Le 4 du mois, vous pouviez donc consulter les performances du 3 et voir zéro conversion pour ce clic.
Le 21, la même période peut désormais intégrer une conversion supplémentaire.
La date du clic n’a pas changé. La dépense non plus. Mais la performance attribuée à cette journée a évolué.
C’est ce que l’on appelle le délai de conversion, ou conversion lag.
Et ce mécanisme a une conséquence très concrète : plus une période est récente, plus elle risque d’être incomplète.
Comparer une période avec la même période de l’année précédente est généralement une bonne pratique.
Cela permet notamment de neutraliser une partie de la saisonnalité et de replacer les performances dans un contexte comparable.
Mais il existe une limite importante à cette méthode.
Prenons deux périodes exactement identiques : du 1er au 20 du mois cette année, et du 1er au 20 du même mois l’année précédente.
Le nombre de jours est identique. La saison est la même. L’activité est comparable.
Pourtant, ces deux périodes peuvent contenir des niveaux d’information très différents.
La période N-1 a eu plusieurs mois pour récupérer les conversions retardées générées par les clics de ces vingt jours. Elle est désormais presque totalement stabilisée.
La période de cette année, elle, vient tout juste de se terminer. Une partie des personnes ayant cliqué pendant ces vingt jours n’a peut-être pas encore acheté, envoyé son formulaire, signé son contrat ou terminé le parcours que vous mesurez comme conversion.
Vous comparez donc une période presque définitive à une période encore provisoire.
C’est exactement ce qui s’est produit dans le cas de mon client.
Au moment de l’analyse, la période récente semblait avoir enregistré environ 40 % d’activité en moins. Mais elle n’avait encore accumulé qu’environ 66 % de son volume final de conversions, contre 97 % pour la période historique utilisée comme référence.
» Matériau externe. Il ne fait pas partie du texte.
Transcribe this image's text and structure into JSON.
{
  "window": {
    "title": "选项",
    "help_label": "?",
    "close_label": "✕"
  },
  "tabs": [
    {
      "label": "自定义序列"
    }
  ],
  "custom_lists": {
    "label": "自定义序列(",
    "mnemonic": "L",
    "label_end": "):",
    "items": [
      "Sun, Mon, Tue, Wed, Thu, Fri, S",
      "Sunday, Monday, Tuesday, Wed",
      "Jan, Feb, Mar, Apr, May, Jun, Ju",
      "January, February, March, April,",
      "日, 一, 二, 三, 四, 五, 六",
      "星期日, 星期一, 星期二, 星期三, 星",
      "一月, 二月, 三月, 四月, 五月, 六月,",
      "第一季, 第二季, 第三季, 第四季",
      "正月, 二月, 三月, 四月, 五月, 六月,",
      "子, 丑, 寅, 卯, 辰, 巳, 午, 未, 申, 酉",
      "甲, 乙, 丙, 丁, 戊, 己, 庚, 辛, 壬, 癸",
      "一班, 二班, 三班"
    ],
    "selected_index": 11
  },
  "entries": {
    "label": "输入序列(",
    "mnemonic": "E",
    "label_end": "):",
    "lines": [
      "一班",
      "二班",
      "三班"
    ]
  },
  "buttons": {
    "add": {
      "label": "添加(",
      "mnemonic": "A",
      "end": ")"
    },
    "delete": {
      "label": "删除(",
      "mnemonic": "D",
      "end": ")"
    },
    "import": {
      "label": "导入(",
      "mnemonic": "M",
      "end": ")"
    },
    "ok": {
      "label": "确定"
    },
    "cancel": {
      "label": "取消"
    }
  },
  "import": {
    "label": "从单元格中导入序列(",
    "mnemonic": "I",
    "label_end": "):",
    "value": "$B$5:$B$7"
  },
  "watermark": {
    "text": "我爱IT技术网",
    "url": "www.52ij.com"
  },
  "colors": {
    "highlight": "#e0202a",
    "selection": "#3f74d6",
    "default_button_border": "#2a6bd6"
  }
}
Une partie de la baisse était réelle.
Une autre partie provenait simplement du fait que nous demandions à une période récente de nous raconter une histoire qui n’était pas encore terminée.
C’est aussi pour cette raison que les derniers jours d’un compte Google Ads peuvent parfois paraître particulièrement mauvais.
Les dépenses publicitaires sont comptabilisées immédiatement.
Si vous avez dépensé 5 000 euros cette semaine, ces 5 000 euros apparaissent déjà dans le compte.
En revanche, tous les utilisateurs ayant cliqué sur vos annonces pendant cette même semaine n’ont pas nécessairement terminé leur parcours d’achat.
Vous pouvez donc vous retrouver temporairement avec 100 % des coûts, mais seulement une partie des conversions qui seront finalement attribuées à ces dépenses.
Le CPA paraît alors trop élevé.
Le nombre de conversions semble insuffisant.
Le chiffre d’affaires attribué paraît faible.
Et le ROAS donne l’impression de se dégrader brutalement.
Le calcul affiché par Google Ads n’est pas nécessairement faux. Il est simplement effectué sur une donnée encore incomplète.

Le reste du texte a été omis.